About 90% of data is unstructured, and most of it comes from a plethora of sources such as emails, text files, pictures, videos, news, etc. At the moment, it is challenging to strategize a model that would continually keep it structured. Even the most disciplined companies will have a lot of information captured as text or rough notes, etc. So it is imperative for an organisation to identify all sources of data and build a holistic strategy to harness these datum. It would not be surprising that some unstructured data is not even considered in the list of data which can be leveraged in the future (for eg: text of emails, meeting minutes and notes, customer calls, client calls, etc.).
So how do you manage and strategize unstructured data?

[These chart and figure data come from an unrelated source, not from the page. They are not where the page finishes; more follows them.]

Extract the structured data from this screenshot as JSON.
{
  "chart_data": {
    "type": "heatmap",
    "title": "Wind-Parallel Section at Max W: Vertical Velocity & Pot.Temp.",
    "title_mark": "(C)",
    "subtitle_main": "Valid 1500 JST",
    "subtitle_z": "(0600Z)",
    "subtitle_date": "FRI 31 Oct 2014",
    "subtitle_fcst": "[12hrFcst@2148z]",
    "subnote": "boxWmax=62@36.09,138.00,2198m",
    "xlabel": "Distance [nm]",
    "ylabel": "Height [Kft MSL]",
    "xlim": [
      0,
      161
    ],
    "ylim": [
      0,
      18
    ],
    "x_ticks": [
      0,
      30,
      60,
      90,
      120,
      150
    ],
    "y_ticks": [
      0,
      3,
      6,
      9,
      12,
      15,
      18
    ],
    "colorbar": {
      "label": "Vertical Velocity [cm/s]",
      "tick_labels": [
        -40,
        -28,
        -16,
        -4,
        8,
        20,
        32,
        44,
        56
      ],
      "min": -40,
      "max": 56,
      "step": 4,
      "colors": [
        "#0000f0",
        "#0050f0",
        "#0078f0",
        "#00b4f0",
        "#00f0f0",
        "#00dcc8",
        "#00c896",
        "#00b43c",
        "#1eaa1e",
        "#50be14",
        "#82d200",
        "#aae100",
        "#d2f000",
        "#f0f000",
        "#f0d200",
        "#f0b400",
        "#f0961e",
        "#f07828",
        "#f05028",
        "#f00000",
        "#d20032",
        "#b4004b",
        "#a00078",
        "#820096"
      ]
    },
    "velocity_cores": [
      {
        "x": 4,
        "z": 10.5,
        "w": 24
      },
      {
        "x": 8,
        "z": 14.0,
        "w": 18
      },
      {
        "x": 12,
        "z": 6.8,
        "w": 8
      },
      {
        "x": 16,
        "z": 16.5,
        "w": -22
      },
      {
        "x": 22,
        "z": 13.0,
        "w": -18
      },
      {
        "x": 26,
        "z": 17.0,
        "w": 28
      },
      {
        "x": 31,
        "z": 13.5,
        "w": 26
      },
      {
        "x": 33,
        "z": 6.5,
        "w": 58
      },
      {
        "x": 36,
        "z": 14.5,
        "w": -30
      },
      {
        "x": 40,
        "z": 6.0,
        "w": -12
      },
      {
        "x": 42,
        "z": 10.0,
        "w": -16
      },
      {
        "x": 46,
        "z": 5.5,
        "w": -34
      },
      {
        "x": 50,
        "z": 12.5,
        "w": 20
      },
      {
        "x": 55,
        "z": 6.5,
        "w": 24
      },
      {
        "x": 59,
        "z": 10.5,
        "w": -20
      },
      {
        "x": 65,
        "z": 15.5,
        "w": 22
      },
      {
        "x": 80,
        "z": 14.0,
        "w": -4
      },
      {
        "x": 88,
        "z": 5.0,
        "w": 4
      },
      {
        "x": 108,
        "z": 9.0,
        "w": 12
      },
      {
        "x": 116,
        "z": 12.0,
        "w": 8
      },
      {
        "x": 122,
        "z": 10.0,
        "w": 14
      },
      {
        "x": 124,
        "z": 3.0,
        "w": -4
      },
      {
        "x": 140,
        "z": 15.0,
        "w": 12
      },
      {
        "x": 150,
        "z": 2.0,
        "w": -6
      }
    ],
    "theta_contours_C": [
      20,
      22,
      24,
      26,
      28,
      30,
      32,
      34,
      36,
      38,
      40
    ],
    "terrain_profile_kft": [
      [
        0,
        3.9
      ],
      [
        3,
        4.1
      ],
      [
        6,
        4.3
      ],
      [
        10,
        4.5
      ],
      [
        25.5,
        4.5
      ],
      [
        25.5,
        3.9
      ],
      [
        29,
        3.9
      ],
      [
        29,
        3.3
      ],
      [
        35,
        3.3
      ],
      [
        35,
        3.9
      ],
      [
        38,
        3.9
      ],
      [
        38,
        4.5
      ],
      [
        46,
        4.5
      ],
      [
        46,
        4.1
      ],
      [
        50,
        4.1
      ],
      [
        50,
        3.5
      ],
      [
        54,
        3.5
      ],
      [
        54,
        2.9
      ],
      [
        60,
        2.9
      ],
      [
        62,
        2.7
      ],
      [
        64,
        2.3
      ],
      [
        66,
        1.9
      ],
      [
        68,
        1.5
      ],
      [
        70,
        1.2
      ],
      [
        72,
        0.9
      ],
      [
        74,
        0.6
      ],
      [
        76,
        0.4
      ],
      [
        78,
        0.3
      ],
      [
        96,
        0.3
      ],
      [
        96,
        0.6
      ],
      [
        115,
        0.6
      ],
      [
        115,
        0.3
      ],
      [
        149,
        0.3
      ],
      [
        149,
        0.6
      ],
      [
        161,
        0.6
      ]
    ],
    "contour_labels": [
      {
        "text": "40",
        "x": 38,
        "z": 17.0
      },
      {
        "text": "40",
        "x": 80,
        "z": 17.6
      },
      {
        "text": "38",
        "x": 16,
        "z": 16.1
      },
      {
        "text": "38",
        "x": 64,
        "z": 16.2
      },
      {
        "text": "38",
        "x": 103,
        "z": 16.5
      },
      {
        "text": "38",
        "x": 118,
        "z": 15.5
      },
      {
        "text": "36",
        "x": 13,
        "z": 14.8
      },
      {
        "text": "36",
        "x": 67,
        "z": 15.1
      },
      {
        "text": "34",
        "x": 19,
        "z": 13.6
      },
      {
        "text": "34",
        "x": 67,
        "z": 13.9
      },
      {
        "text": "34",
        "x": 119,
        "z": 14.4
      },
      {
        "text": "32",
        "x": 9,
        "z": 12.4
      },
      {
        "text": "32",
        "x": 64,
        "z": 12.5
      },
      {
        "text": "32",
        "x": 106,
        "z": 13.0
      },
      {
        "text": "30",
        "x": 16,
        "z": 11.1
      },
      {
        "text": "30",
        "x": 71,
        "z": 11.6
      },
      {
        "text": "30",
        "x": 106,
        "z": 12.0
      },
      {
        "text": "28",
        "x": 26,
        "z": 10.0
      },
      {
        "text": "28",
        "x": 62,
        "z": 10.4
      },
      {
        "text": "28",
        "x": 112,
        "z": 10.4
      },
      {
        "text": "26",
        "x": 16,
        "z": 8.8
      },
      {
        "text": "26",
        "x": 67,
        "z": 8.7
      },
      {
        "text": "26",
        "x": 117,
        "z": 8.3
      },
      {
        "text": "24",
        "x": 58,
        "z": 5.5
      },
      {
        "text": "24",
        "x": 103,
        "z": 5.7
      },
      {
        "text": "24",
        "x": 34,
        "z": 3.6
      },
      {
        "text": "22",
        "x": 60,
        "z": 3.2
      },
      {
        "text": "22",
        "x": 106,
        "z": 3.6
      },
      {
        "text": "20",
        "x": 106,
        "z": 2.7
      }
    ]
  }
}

“The first step is to ensure a strong pipeline to capture data from origination systems like social, mobile applications, website logs and to store it in a location which is scalable and from which value can be extracted later. The best home for unstructured data is a cloud data lake or a NOSQL datastore depending on the nature of the use cases for which we will ultimately solve. NOSQL datastores are good mechanisms to capture data with changing schema,” Arora added.
A three point strategy to manage it:
1. Identification of the data sources:
To begin the process of structuring data is to identify the data sources and holistic view of what all data is available in the organization.
“Identify the data sources that are most relevant to the kind of insights that you want to derive. Typically, this is a combination of datasets and the metadata of those datasets. Correlating the two is equally critical. Making sure that you are gauging and measuring the quality of the selected datasets is critical,” said Sameer Dixit- Senior Vice President- Engineering- Data and Integration, Persistent Systems.
2. Setting a goal:
To begin the process of structuring data, one ought to set a goal, or an objective, i.e. detailed identification of what one’s trying to find out from the data pool. This means identifying the analysis that you want to do on that dataset to make sense of that dataset comes next. This could be through techniques like entity extraction, OCR, voice to text, entity identification, sentiment analysis, intent identification and so on.
3. Data Aggregation, Transformation and Integration:
This journey of maturation can be compressed by the use of Natural Language Processing (NLP) and Computer Vision (CV) techniques to derive most meaning and value from the data.
“And then finally after cleansing, transformation and tagging can be applied for processing the data using Artificial Intelligence and Machine Learning (AI / ML) and NLP techniques and tools,” said Uday Chaudhari, Sr. Director – Technology.
Talent required for this
Sameer Dixit- Senior Vice President- Engineering- Data and Integration, Persistent Systems believes that processing unstructured data requires a distinct set of skill sets than those required for processing structured datasets.
“These are typically niche skills and could range from a variety of technologies. Unlike SQL which is the most common technology used to process structured data, unstructured data requires deep programming skills. Some of the latest machine learning techniques have made it possible to draw a variety of insights from unstructured dataset of all formats. A lot also depends on the kind of unstructured data that you are looking to process,” he said.
How will this help the business?
The benefits of unstructured data processing can range across the enterprise across multiple business functions. It could be used to avoid compliance issues, understand your customer sentiment better, improve team efficiency and productivity by automating repetitive tasks, and so on.
“Structured data’s benefits are in plenty, starting from aiding businesses to make important decisions in competitive environments, to providing instant query results. They will also prove beneficial in implementing machine learning, predictive analytics, data discovery and profiling. The noblest of all is that it serves as the central version of the truth, which enables businesses in their processes as well as ESG initiatives,” said Uday Chaudhari, Sr. Director – Technology Innovations at Synechron Technologies.
One interesting example of how Zivame leverages structured data is to decide on initial merchandise inventory for its new stores. This inventory spread is determined based on the historical data of products purchased by online shoppers around the same location of this new store.
“Zivame leverages AI/ ML algorithms to personalise many aspects of the consumer’s shopping experience on Zivame. Using structured data, collaborative filtering approaches showcase relevant offers to customers, AI based recommendation algorithms help with finding relevant related products for consumers.” said Yash Dayal, CTO, Zivame.
“As a general rule of thumb, it’s much easier to work and derive insights with structured data when compared to unstructured data. The more structured data available, the better competitive advantage possibilities are there for the organisation. In addition, there are great strides in NLP, Speech to text capabilities which can help to quickly convert unstructured data into a structured format,” Dayal added.